Once you have clean data in the database, you can use it for analytics, machine learning, or other applications.
Prerequisites
Component Testing
- Docker
- Docker Compose
- Clone this repository
git clone https://github.com/daleonpz/iot_cloud_test.git
cd iot_cloud_test
- Build and Run
cd mqtt
docker build -t my-broker .
docker run -d --name my-broker -p 1883:1883 my-broker
- Test MQTT Broker
- Subscribe to Topic
docker exec -it my-broker mosquitto_sub -h localhost -t test
- Publish to Topic
In another terminal:
docker exec -it my-broker mosquitto_pub -h localhost -t test -m "hello"
- Build and Run
cd datalake
docker build -t my-datalake .
docker run -d --name my-datalake -p 9000:9000 -e "MINIO_ACCESS_KEY=minio" -e "MINIO_SECRET_KEY=minio123" my-datalake server /data --console-address ":9001"
- Access Data Lake
Open http://localhost:9000 in your browser.
- Access Key: minio
- Secret Key: minio123
If not accessible via localhost, use the container's IP address:
docker logs my-datalake
- Build and Run
cd database
docker build -t my-db .
docker run -d --name my-db -p 9042:9042 my-db
- Test Cassandra with cqlsh
docker exec -it my-db cqlsh localhost
- Run the following commands in cqlsh:
CREATE KEYSPACE iot WITH REPLICATION = { 'class' : 'SimpleStrategy', 'replication_factor' : 1 };
USE iot;
CREATE TABLE measurements (id UUID PRIMARY KEY, temperature float, battery_level float);
INSERT INTO measurements (id, temperature, battery_level) VALUES (uuid(), 25.0, 50.0);
SELECT * FROM measurements;
- Build and Run
cd restapi
docker build -t api .
docker run -d --name api -p 8000:8000 --link my-db:my-db api
- Test API
For debugging:
docker run -it --name api -p 8000:8000 --link my-db:my-db api bash
- Send Data to the Database
curl -X GET "http://localhost:8000/data/{id}" -H "accept: application/json" -d '{"temperature": 25.0, "battery_level": 50.0}'
- Get Data from the Database
curl -X POST "http://localhost:8000/data/{id}" -H "accept: application/json"
- Build and Run
docker-compose -f docker-compose.yml.etl_test up --build
- Verify Data
docker exec -it my-db cqlsh localhost
- Run the following commands in cqlsh:
USE iot;
SELECT * FROM measurements;
- Build and Run
docker-compose -f docker-compose.yml.mqtt_app_test up --build
- Publish Test Data
cd mqtt/
python mqtt_publisher_test.py
- Build and Run
docker-compose -f docker-compose.yml up --build
- Publish Test Data
cd mqtt/
python mqtt_publisher_test.py
- Access Airflow
Log in to http://localhost:8080 with:
- Username: airflow
- Password: airflow
Trigger the DAG:
- Click on "transform_data" under the "DAG" tab.

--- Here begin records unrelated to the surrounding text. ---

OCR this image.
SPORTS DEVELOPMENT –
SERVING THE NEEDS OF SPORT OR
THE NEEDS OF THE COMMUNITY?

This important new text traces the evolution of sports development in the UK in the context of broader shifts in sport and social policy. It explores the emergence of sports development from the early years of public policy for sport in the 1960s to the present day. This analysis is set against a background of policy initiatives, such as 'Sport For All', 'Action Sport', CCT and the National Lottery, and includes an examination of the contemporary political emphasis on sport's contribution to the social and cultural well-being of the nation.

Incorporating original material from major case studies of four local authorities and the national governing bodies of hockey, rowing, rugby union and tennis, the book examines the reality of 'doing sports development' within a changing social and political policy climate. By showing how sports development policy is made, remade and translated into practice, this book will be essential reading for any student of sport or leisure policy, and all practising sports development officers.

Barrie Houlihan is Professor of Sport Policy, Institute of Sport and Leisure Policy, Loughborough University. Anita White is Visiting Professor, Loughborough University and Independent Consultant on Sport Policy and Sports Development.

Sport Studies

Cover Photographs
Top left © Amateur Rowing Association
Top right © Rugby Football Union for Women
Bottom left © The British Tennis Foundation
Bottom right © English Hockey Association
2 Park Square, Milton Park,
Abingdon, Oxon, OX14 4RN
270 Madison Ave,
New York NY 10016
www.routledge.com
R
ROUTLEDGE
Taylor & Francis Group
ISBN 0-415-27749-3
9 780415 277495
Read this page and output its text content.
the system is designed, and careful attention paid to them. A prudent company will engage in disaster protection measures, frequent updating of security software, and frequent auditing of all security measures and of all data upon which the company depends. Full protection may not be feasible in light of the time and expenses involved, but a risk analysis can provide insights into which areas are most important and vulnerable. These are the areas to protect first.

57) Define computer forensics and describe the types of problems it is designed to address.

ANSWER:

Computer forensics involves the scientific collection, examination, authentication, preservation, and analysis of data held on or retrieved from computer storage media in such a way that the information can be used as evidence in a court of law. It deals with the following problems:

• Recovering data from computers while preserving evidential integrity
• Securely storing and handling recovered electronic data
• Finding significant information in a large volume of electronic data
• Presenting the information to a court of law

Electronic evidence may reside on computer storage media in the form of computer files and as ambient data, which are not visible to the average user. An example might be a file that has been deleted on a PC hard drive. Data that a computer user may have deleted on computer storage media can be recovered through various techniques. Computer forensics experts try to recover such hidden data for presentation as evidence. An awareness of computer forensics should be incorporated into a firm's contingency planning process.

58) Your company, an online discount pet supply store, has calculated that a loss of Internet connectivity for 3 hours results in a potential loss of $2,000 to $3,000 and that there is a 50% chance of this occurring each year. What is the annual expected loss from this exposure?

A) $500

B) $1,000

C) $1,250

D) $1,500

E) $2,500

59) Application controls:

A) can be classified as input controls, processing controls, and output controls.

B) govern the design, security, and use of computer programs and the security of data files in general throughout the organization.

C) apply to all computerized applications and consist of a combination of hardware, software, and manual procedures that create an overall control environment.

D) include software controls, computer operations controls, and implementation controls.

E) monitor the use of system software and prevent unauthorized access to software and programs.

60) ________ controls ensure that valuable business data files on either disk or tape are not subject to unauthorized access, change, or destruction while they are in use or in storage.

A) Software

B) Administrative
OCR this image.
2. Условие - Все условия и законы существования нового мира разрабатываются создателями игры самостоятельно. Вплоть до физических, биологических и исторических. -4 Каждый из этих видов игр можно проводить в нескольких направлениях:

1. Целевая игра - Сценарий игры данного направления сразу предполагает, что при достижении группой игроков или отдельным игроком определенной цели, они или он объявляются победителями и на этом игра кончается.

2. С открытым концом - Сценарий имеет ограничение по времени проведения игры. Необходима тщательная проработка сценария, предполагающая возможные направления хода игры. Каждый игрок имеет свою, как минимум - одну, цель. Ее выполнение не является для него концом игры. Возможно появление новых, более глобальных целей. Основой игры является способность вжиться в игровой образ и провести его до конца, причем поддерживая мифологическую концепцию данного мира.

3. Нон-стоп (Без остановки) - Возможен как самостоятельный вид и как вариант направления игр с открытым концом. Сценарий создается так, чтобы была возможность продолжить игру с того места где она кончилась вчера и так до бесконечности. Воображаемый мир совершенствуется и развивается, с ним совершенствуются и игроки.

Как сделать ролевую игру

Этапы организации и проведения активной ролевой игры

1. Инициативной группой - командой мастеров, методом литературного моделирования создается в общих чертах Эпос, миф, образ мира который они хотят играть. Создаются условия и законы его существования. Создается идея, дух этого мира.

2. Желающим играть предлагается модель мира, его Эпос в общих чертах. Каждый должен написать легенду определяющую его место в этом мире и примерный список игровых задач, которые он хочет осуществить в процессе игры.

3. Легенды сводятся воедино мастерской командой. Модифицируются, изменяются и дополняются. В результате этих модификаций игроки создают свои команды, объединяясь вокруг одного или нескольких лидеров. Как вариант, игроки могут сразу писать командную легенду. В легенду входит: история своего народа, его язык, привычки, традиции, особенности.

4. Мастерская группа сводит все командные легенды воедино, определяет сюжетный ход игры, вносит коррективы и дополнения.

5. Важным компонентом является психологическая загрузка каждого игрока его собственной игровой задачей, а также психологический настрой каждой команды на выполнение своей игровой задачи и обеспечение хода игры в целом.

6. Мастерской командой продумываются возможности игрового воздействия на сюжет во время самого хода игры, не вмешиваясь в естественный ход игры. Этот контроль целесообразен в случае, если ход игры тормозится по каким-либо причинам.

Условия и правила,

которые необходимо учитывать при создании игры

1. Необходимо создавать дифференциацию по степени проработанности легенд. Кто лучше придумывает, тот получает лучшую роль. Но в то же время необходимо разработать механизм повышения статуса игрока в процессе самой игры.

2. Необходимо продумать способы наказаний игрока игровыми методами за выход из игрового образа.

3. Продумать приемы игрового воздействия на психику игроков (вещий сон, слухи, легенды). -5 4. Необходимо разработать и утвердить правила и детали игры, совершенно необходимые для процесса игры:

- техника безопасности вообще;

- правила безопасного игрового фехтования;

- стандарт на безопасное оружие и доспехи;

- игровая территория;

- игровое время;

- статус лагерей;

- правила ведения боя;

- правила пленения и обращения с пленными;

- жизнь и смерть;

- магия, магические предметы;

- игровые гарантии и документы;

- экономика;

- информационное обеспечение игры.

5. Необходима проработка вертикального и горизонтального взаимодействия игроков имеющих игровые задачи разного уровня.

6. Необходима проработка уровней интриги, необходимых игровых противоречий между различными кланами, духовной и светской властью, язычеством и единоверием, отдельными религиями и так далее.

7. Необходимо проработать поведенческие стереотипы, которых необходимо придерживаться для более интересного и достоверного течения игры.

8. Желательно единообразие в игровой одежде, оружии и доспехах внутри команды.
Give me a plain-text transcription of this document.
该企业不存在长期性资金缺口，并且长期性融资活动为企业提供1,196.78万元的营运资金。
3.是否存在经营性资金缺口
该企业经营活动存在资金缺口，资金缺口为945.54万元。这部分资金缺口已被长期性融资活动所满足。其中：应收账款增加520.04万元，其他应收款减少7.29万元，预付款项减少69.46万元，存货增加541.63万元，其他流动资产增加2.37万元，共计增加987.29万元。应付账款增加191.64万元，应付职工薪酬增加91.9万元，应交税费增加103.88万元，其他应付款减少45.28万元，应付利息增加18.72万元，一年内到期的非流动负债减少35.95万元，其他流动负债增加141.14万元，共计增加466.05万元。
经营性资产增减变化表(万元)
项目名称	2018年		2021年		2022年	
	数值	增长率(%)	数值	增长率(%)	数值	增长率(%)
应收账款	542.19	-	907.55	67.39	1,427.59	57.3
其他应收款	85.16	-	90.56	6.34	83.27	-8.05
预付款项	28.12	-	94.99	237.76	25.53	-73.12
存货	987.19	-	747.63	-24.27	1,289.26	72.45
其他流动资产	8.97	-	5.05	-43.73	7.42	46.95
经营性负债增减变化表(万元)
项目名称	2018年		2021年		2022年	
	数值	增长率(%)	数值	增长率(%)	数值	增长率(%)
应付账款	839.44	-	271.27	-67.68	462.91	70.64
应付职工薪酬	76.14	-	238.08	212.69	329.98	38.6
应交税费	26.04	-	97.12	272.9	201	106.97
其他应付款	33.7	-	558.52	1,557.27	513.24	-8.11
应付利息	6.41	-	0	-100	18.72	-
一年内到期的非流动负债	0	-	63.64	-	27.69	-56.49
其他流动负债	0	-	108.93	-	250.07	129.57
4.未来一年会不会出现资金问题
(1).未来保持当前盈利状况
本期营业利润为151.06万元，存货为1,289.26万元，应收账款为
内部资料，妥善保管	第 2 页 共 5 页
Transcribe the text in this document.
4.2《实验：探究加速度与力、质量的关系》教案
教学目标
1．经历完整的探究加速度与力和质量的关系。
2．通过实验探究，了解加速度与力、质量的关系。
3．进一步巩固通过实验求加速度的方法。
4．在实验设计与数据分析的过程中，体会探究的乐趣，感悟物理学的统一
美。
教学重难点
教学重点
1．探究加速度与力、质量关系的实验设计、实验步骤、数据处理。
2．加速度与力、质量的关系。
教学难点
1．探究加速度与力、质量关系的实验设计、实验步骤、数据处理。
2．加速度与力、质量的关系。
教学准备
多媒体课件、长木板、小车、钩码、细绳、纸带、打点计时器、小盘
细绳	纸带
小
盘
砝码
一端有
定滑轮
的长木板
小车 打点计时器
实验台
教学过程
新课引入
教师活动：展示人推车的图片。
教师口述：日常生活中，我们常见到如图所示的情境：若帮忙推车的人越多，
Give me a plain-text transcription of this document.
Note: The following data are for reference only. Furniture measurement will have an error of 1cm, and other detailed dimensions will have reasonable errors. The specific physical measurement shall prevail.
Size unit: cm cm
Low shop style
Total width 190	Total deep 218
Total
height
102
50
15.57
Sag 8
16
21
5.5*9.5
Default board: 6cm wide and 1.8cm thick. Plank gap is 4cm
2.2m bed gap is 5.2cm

- Click "Trigger DAG" or the "Play" button.
- Verify Data
docker exec -it my-db cqlsh localhost
Run the following commands in cqlsh:
USE iot;
SELECT * FROM measurements;
- Remove All Containers
./tools/delete_containers.sh
- Delete All Images
./tools/delete_docker_images.sh
- There is a
.env
file in the root directory that sets environment variables for the services. You can modify this file as needed.